According to a report by the Paris-based organization, global foreign direct investment fell 38 percent year-on-year to $ 846 billion, the lowest level since 2005, when the epidemic accelerated its steady decline. It represents only 1 percent of world GDP, the lowest level since 1999.

“This decline represents the lowest level of capital inflows in OECD countries since 2005, mainly as a result of major exemptions from Switzerland and the Netherlands, for example, the sale of current interests in companies residing in these two countries by parent companies to the United States and other OECD countries. Significant decline in foreign direct investment. ”

OECD economies contracted by 4.9 percent in 2020, the sharpest decline since 1962, to 0.7 percent in the fourth quarter of GDP. Nearly all countries in the Organization for Economic Co-operation and Development (OECD) were hit by a contraction in production last year, from 3.5 per cent in the US to 9.9 per cent in the UK.

The report said China, one of the few major economies with positive growth over the past year, has overtaken the United States as a major destination for foreign direct investment globally as large parts of the world’s largest economy have been blocked by the epidemic.

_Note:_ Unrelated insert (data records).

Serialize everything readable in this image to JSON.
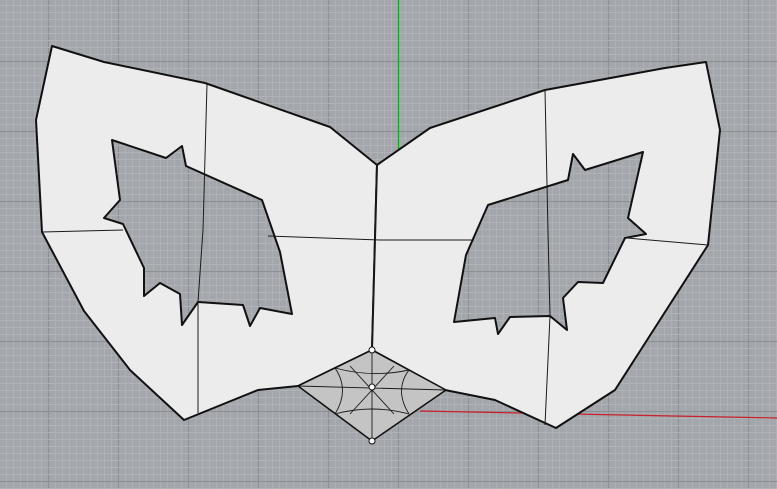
{
  "viewport": {
    "mode": "perspective-top",
    "background_color": "#a3a6ab",
    "grid": {
      "minor_color": "#b3b6ba",
      "major_color": "#8c8f94"
    },
    "axes": {
      "x_axis_color": "#c9202a",
      "y_axis_color": "#18a52a"
    }
  },
  "model": {
    "object_name": "mask",
    "surface_color": "#ececec",
    "edge_color": "#111111",
    "isocurve_color": "#1a1a1a",
    "selected_patch": {
      "fill_color": "#c4c4c4",
      "control_point_color": "#ffffff"
    }
  }
}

China and the United States received $ 212 billion and $ 177 billion in foreign direct investment, respectively.

This was followed by India and Luxembourg as recipients of foreign direct investment, excluding resident special purpose companies.

According to the report, Luxembourg, the United States and Japan were the largest sources of foreign direct investment. The United States was widely stable, but Japan and China recorded a decline in foreign direct investment output in 2020.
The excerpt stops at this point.